In Greek mythology, Megareus (/ˌmɛgəˈreɪəs/; Μεγαρέας) or Menoeceus (Μενοικεύς) was a warrior of Thebes, who figures in the war of the Seven against Thebes – the struggle between Eteocles and Polynices, the twin sons of Oedipus, for the throne of Thebes. He was known for his large stature, and is considered an anthropomorphic representation of his father's pride by some literary scholars.

== Family ==
Megareus was the son of Eurydice and Creon, uncle of the two princes. He was thus the brother of Lycomedes, Haemon, Megara, Pyrrha, and Henioche, and the cousin of Antigone, Ismene, Eteocles, and Polynices.

== Mythology ==
Creon supported Eteocles, the incumbent king. Megareus wanted to fight for Eteocles, but Creon did not want him to, fearing for his safety. Also, Tiresias, the blind prophet, told Creon that Eteocles would win if Creon sacrificed Megareus, reinforcing his decision. Creon suppressed Tiresias' prophecy, and sent Megareus to be sheltered away from the city of Thebes.
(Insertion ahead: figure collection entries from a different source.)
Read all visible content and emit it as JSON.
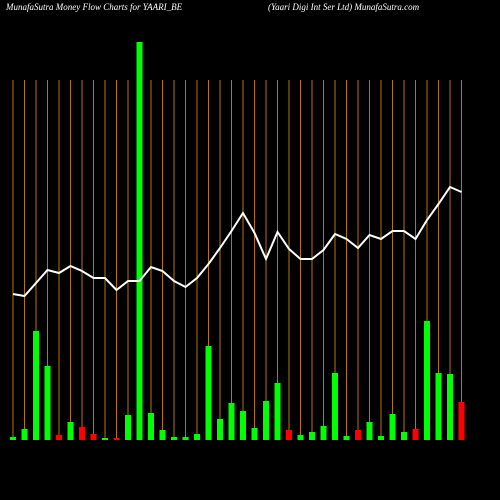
{
  "chart_data": {
    "type": "money-flow",
    "title": "MunafaSutra  Money Flow  Charts for YAARI_BE",
    "subtitle": "(Yaari   Digi   Int Ser Ltd) MunafaSutra.com",
    "ylim": [
      0,
      400
    ],
    "grid": true,
    "grid_color": "#b8730b",
    "series": [
      {
        "type": "bar",
        "values": [
          3,
          11,
          109,
          74,
          5,
          18,
          13,
          6,
          2,
          2,
          25,
          398,
          27,
          10,
          3,
          3,
          6,
          94,
          21,
          37,
          29,
          12,
          39,
          57,
          10,
          5,
          8,
          14,
          67,
          4,
          10,
          18,
          4,
          26,
          8,
          11,
          119,
          67,
          66,
          38
        ],
        "colors": [
          "#00ff00",
          "#00ff00",
          "#00ff00",
          "#00ff00",
          "#ff0000",
          "#00ff00",
          "#ff0000",
          "#ff0000",
          "#00ff00",
          "#ff0000",
          "#00ff00",
          "#00ff00",
          "#00ff00",
          "#00ff00",
          "#00ff00",
          "#00ff00",
          "#00ff00",
          "#00ff00",
          "#00ff00",
          "#00ff00",
          "#00ff00",
          "#00ff00",
          "#00ff00",
          "#00ff00",
          "#ff0000",
          "#00ff00",
          "#00ff00",
          "#00ff00",
          "#00ff00",
          "#00ff00",
          "#ff0000",
          "#00ff00",
          "#00ff00",
          "#00ff00",
          "#00ff00",
          "#ff0000",
          "#00ff00",
          "#00ff00",
          "#00ff00",
          "#ff0000"
        ]
      },
      {
        "type": "line",
        "color": "#ffffff",
        "values": [
          146,
          144,
          157,
          170,
          167,
          174,
          169,
          162,
          162,
          150,
          159,
          159,
          173,
          169,
          159,
          153,
          162,
          176,
          192,
          209,
          227,
          207,
          181,
          208,
          191,
          181,
          181,
          190,
          206,
          201,
          192,
          205,
          201,
          209,
          209,
          201,
          220,
          236,
          253,
          248
        ]
      }
    ],
    "categories": [
      null,
      null,
      null,
      null,
      null,
      null,
      null,
      null,
      null,
      null,
      null,
      null,
      null,
      null,
      null,
      null,
      null,
      null,
      null,
      null,
      null,
      null,
      null,
      null,
      null,
      null,
      null,
      null,
      null,
      null,
      null,
      null,
      null,
      null,
      null,
      null,
      null,
      null,
      null,
      null
    ]
  }
}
Despite this, Megareus joined the battle because he didn't want to be thought a coward. Overconfident and inexperienced, he was killed in the first clash. He is mentioned in Aeschylus's play Seven Against Thebes, where he is matched against Eteoclus at the gate of Neïs.

He is also mentioned in Sophocles' play Antigone. His mother, Eurydice of Thebes, kills herself after learning that her son Haemon and his betrothed, Antigone, had both committed suicide. She thrusts a sword into her heart and curses Creon for the death of her two sons: Haemon and Megareus. He is also called Menoeceus in some versions of Antigone.